When students teach their parents, change can spread

So what does that look like in practice? A 2025 research synthesis on education and climate change says multiple randomized controlled trials have documented how students in environmental education programs share knowledge and influence parents’ attitudes and behaviors.

It argues this “spillover” can be especially promising because young people are often less locked into political identities that shape how evidence is interpreted.

The family link matters for a simple logistical reason too. The same synthesis points out that at least 83% of U.S. families live within 2 miles of a public school, making schools one of the most common community touchpoints. In other words, what kids learn at school has lots of chances to leak into dinner table talk.

The authors also argue schools can shrink their own environmental footprint through steps like energy conservation and reducing food waste. In everyday life, that can mean student-led audits that flag where a building is wasting power and driving up the electric bill, along with a cafeteria tracking project that changes what ends up in the trash.

Ever sat in a pickup line that crawls like a traffic jam and smells of exhaust fumes, then wondered how small habits compound?

One U.S. test case in New Jersey

New Jersey offers a concrete example of how climate learning can move beyond a single unit in earth science. The state education department says that with adoption of the 2020 New Jersey Student Learning Standards, New Jersey became the first state to include climate change across content areas, and it encourages interdisciplinary, action-oriented learning experiences.

Done well, that approach can dodge the trap of rote messaging. A lesson that asks students to compare sources, model tradeoffs, and connect local impacts to global systems is closer to “training the mind to think” than to memorizing slogans.

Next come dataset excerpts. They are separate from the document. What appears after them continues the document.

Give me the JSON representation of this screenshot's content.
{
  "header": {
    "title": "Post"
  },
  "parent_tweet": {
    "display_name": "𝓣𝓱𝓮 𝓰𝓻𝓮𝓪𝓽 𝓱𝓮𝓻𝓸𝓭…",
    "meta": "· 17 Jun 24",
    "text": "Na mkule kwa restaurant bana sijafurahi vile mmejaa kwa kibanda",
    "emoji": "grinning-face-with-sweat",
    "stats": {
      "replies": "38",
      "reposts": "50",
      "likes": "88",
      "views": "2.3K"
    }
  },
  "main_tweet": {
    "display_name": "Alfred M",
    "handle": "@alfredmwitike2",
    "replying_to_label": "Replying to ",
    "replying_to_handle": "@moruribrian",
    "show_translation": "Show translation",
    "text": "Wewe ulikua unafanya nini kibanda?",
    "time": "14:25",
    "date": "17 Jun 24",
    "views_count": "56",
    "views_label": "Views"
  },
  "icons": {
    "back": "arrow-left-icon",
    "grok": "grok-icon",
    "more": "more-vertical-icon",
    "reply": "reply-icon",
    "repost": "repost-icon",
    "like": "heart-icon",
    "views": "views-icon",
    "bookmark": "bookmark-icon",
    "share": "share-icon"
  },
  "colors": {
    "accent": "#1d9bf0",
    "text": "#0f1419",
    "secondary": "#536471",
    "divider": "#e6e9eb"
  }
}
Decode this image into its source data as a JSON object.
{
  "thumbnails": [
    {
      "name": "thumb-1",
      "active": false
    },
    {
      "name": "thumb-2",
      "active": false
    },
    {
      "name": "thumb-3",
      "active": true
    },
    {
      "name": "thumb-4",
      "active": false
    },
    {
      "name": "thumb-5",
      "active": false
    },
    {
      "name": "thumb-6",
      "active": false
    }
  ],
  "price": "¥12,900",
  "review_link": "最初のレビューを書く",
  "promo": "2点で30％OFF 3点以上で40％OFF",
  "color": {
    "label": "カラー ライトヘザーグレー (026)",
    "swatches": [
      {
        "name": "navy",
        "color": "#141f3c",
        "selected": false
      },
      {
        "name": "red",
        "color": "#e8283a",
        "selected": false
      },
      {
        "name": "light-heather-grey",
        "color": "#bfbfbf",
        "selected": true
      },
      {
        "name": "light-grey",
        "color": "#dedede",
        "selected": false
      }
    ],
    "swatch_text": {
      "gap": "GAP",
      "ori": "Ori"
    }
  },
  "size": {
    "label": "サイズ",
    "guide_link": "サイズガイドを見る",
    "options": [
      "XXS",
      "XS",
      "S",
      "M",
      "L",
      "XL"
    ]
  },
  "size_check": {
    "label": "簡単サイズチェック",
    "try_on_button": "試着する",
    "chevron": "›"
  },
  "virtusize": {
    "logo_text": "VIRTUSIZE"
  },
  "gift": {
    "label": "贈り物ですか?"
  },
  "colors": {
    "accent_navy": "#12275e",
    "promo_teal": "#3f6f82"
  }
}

What readers should watch for next

The hard part is scaling, especially with limited time and training. UNESCO has warned that only 53% of national curricula it reviewed even referenced climate change, and fewer than 40% of teachers surveyed felt confident teaching about the severity of climate change.

That is why the green school movement is worth watching beyond the education beat. If your local district starts talking about shade trees, cooler classrooms, electrified buses, or project-based climate lessons, ask whether the learning will stick when the quiz is forgotten.

The official statement was published by UNESCO.